La France a ses élections et ses fêtes académiques ou universitaires d’un jour. L’Angleterre a ses affaires lointaines de l’Afghanistan et du pays des Boers, qu’elle réussit à dénouer avantageusement ; elle a ses affaires intérieures, l’éternel bill agraire d’Irlande, que la chambre des lords discute après la chambre des communes, qui n’est sans doute pas près de le voter définitivement. L’Angleterre a aussi ses diversions imprévues, elle vient d’assister ces jours derniers, avant que le parlement se sépare, à des scènes singulières, presque dramatiques, qui se sont passées au seuil de Westminster, qui se rattachent à l’admission d’un membre des communes, qui réveillent les plus délicates questions de légalité et de foi religieuse. Sous la forme d’un simple incident parlementaire, c’est le problème de la liberté de conscience qui s’agite, c’est le conflit flagrant des plus vieilles traditions anglaises et de l’esprit nouveau. Il s’agit de ce député libre-penseur ou athée, M. Bradlaugh, qui a été élu, il y a quelque temps, à Northampton et qui s’est mis en lutte contre le parlement. Le jour où il s’est présenté pour la première fois à Westminster, il a refusé de prêter le serment légal, sous prétexte que ce serment contenait des formules religieuses contraires à ses convictions, et il a été exclu. Il s’est même produit un incident bizarre qui ne s’explique que par la législation et les mœurs britanniques. Le député de Northampton ayant continué à siéger par tolérance ou par subterfuge a été l’objet d’une poursuite intentée par un simple citoyen anglais devant les tribunaux, et il a été bel et bien condamné pour usurpation de droits, pour avoir voté sans titre légal. Il a été réduit à donner sa démission et à se faire réélire. Lors qu’après une seconde élection, pour en finir, M. Bradlaugh a consenti à prêter le serment exigé, la chambre des communes, se souvenant de son premier refus, n’a plus voulu l’admettre ; elle a maintenu l’exclusion, et c’est là que la question s’est aggravée. M. Bradlaugh a entrepris de forcer rentra du parlement le speaker a employé les sergens d’armes pour faire exécuter les ordres de la chambre. Il y a eu de violentes collisions, des scènes de pugilat. Quand M, Bradlaugh est sorti presque défaillant de Westminster ; il a été accueilli avec enthousiasme par la masse populaire, qui a pris parti pour lui.

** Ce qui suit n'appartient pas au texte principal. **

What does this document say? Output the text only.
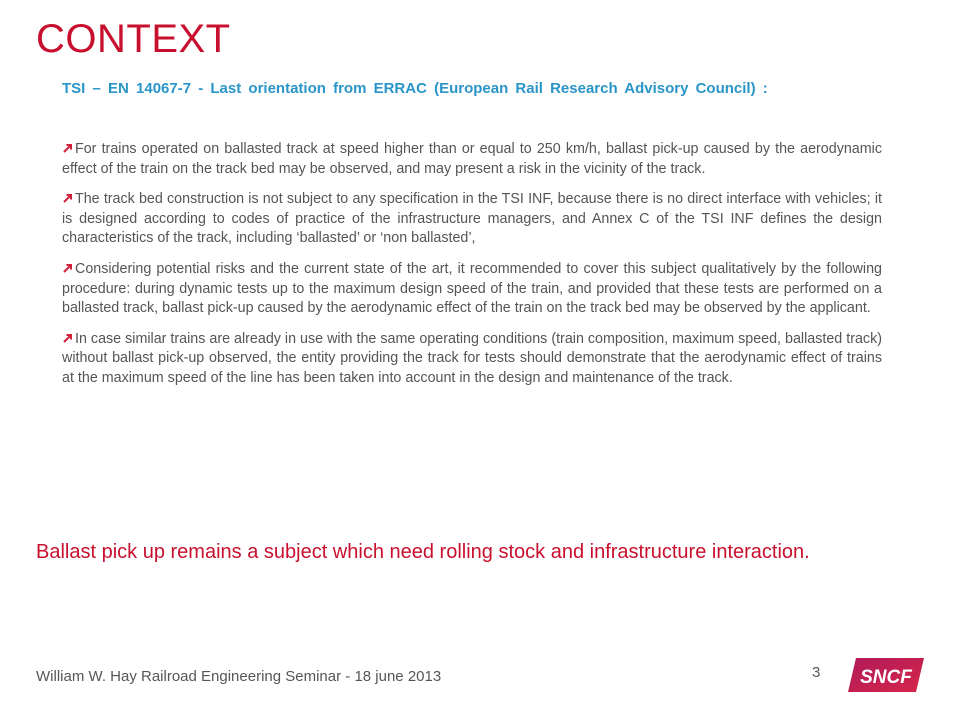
CONTEXT
TSI – EN 14067-7 - Last orientation from ERRAC (European Rail Research Advisory Council) :
For trains operated on ballasted track at speed higher than or equal to 250 km/h, ballast pick-up caused by the aerodynamic effect of the train on the track bed may be observed, and may present a risk in the vicinity of the track.
The track bed construction is not subject to any specification in the TSI INF, because there is no direct interface with vehicles; it is designed according to codes of practice of the infrastructure managers, and Annex C of the TSI INF defines the design characteristics of the track, including ‘ballasted’ or ‘non ballasted’,
Considering potential risks and the current state of the art, it recommended to cover this subject qualitatively by the following procedure: during dynamic tests up to the maximum design speed of the train, and provided that these tests are performed on a ballasted track, ballast pick-up caused by the aerodynamic effect of the train on the track bed may be observed by the applicant.
In case similar trains are already in use with the same operating conditions (train composition, maximum speed, ballasted track) without ballast pick-up observed, the entity providing the track for tests should demonstrate that the aerodynamic effect of trains at the maximum speed of the line has been taken into account in the design and maintenance of the track.
Ballast pick up remains a subject which need rolling stock and infrastructure interaction.
William W. Hay Railroad Engineering Seminar - 18 june 2013	3 SNCF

Voilà un singulier conflit ! Comment se terminera-t-il ? Il se dénouera sans doute par l’action de l’opinion, avec le temps, comme se dénouent tous les conflits de ce genre dans un pays où ce n’est qu’après bien des années que les juifs, les quakers ont fini par entrer au parlement. Qu’on ne se hâte pas, comme on le fait quelquefois, de prendre en pitié les inconséquence et les lenteurs du libéralisme anglais. C’est ainsi que l’Angleterre est arrivée par degrés à conquérir toutes les libertés, et que, plus heureuse que bien d’autres peuples, elle a su les garder.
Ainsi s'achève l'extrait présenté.